I want to be Holy as He is Holy. 

I made it through confession but to my suprise, I was called out by Christ (or rather his servant being used by Christ ie. the priest) on some things that I left out of my confession, things that I considered not as important but Christ thought otherwise. With my head hanging low I said a final prayer or act of contrition in the presence of the priest and added in general terms the things that Jesus and I knew that I should have confessed in the first place. I was glad I made it through with only a little bit of perspiration and shame. And maybe some leg cramps but that could have been due to the gardening I had done the day before. I'm not sure.  
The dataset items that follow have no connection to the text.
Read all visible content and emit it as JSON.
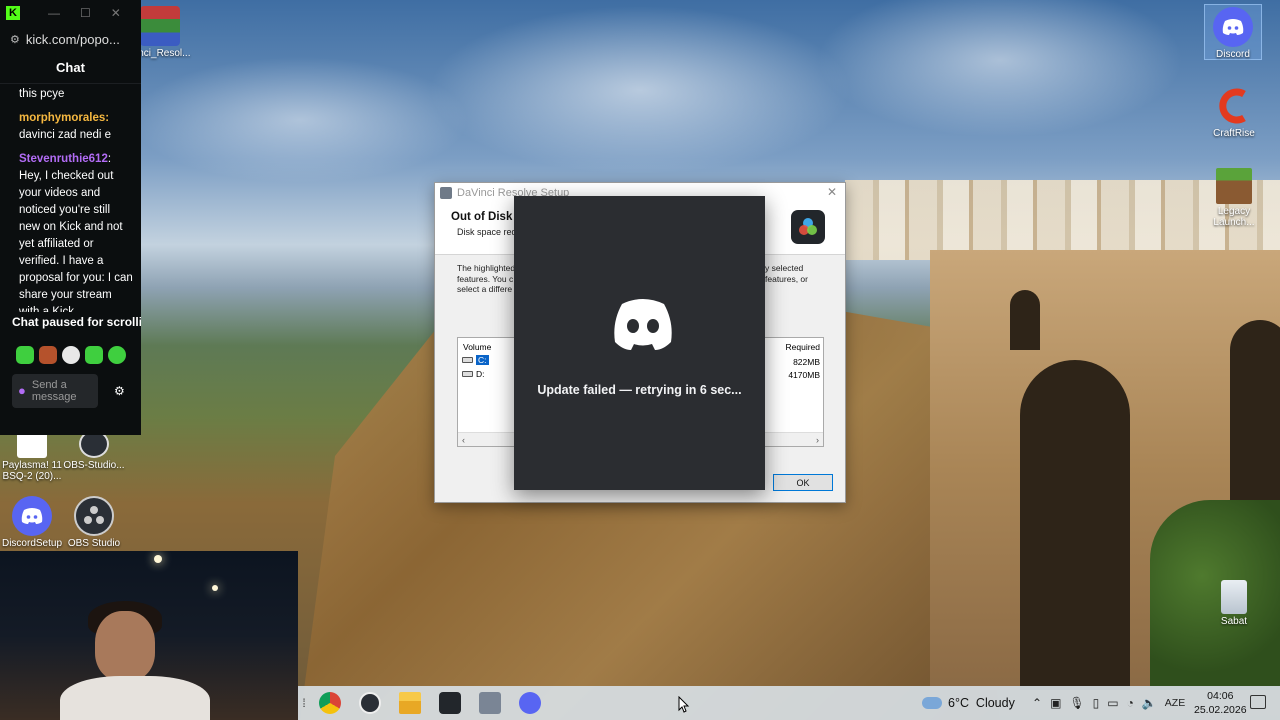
{
  "desktop": {
    "icons_left": [
      {
        "label": "Vinci_Resol..."
      },
      {
        "label": "Paylasma! 11 BSQ-2 (20)..."
      },
      {
        "label": "OBS-Studio..."
      },
      {
        "label": "DiscordSetup"
      },
      {
        "label": "OBS Studio"
      }
    ],
    "icons_right": [
      {
        "label": "Discord"
      },
      {
        "label": "CraftRise"
      },
      {
        "label": "Legacy Launch..."
      },
      {
        "label": "Sabat"
      }
    ]
  },
  "chat_window": {
    "url": "kick.com/popo...",
    "header": "Chat",
    "messages": [
      {
        "user": "",
        "text": "this pcye"
      },
      {
        "user": "morphymorales",
        "text": "davinci zad nedi e"
      },
      {
        "user": "Stevenruthie612",
        "text": "Hey, I checked out your videos and noticed you're still new on Kick and not yet affiliated or verified. I have a proposal for you: I can share your stream with a Kick"
      }
    ],
    "paused_label": "Chat paused for scrollin",
    "input_placeholder": "Send a message",
    "colors": {
      "username_yellow": "#f4b740",
      "username_purple": "#b26cf5",
      "kick_green": "#53fc18"
    }
  },
  "davinci_dialog": {
    "title": "DaVinci Resolve Setup",
    "heading": "Out of Disk S",
    "subheading": "Disk space requ",
    "body_left": [
      "The highlighted",
      "features. You c",
      "select a differe"
    ],
    "body_right": [
      "y selected",
      "features, or"
    ],
    "table": {
      "col_volume": "Volume",
      "col_required": "Required",
      "rows": [
        {
          "volume": "C:",
          "required": "822MB",
          "selected": true
        },
        {
          "volume": "D:",
          "required": "4170MB",
          "selected": false
        }
      ]
    },
    "ok_label": "OK"
  },
  "discord_updater": {
    "status": "Update failed — retrying in 6 sec...",
    "brand_color": "#5865f2"
  },
  "taskbar": {
    "weather": "6°C  Cloudy",
    "language": "AZE",
    "time": "04:06",
    "date": "25.02.2026",
    "apps": [
      "chrome-icon",
      "obs-icon",
      "file-explorer-icon",
      "davinci-resolve-icon",
      "davinci-setup-icon",
      "discord-icon"
    ]
  }
}
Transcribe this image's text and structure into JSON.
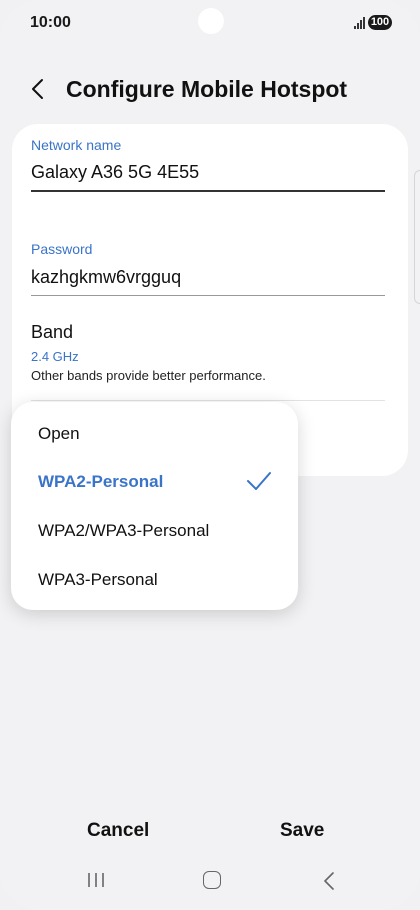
{
  "status_bar": {
    "time": "10:00",
    "battery": "100"
  },
  "header": {
    "title": "Configure Mobile Hotspot"
  },
  "form": {
    "network_name_label": "Network name",
    "network_name_value": "Galaxy A36 5G 4E55",
    "password_label": "Password",
    "password_value": "kazhgkmw6vrgguq",
    "band_title": "Band",
    "band_value": "2.4 GHz",
    "band_description": "Other bands provide better performance."
  },
  "security_dropdown": {
    "options": [
      "Open",
      "WPA2-Personal",
      "WPA2/WPA3-Personal",
      "WPA3-Personal"
    ],
    "selected": "WPA2-Personal"
  },
  "actions": {
    "cancel_label": "Cancel",
    "save_label": "Save"
  },
  "colors": {
    "accent": "#3a74c8",
    "background": "#f2f2f4",
    "card": "#ffffff"
  }
}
The priest pronounced the words of absolution in Persona Christi (in the person of Christ) and told me to go say an "Our Father" and that was it.  It had been a month since my last confession and I was relieved and so thankful that I can now once again take of the Eucharist, of course the only ones that knew I was not taking it was my husband, me, and God, but just to be able to have the sacrament of confession is a real gift. There is grace that flows from humbly coming before our Lord and speaking of the wrong I have done. This sacrament makes me want to work on my forgiveness towards others. Am I so easy to forgive others and to forgive them of less than maybe what I have just confessed? That's a real examination right there! Can I do that? I must do that for I am called to that! Otherwise I cannot even sincerely say the "Our Father". Which states "forgive us our sins, as we forgive those who sin against us." I am still a work in progress. 

Thank you Christ Jesus for not turning me away and for being patient with me.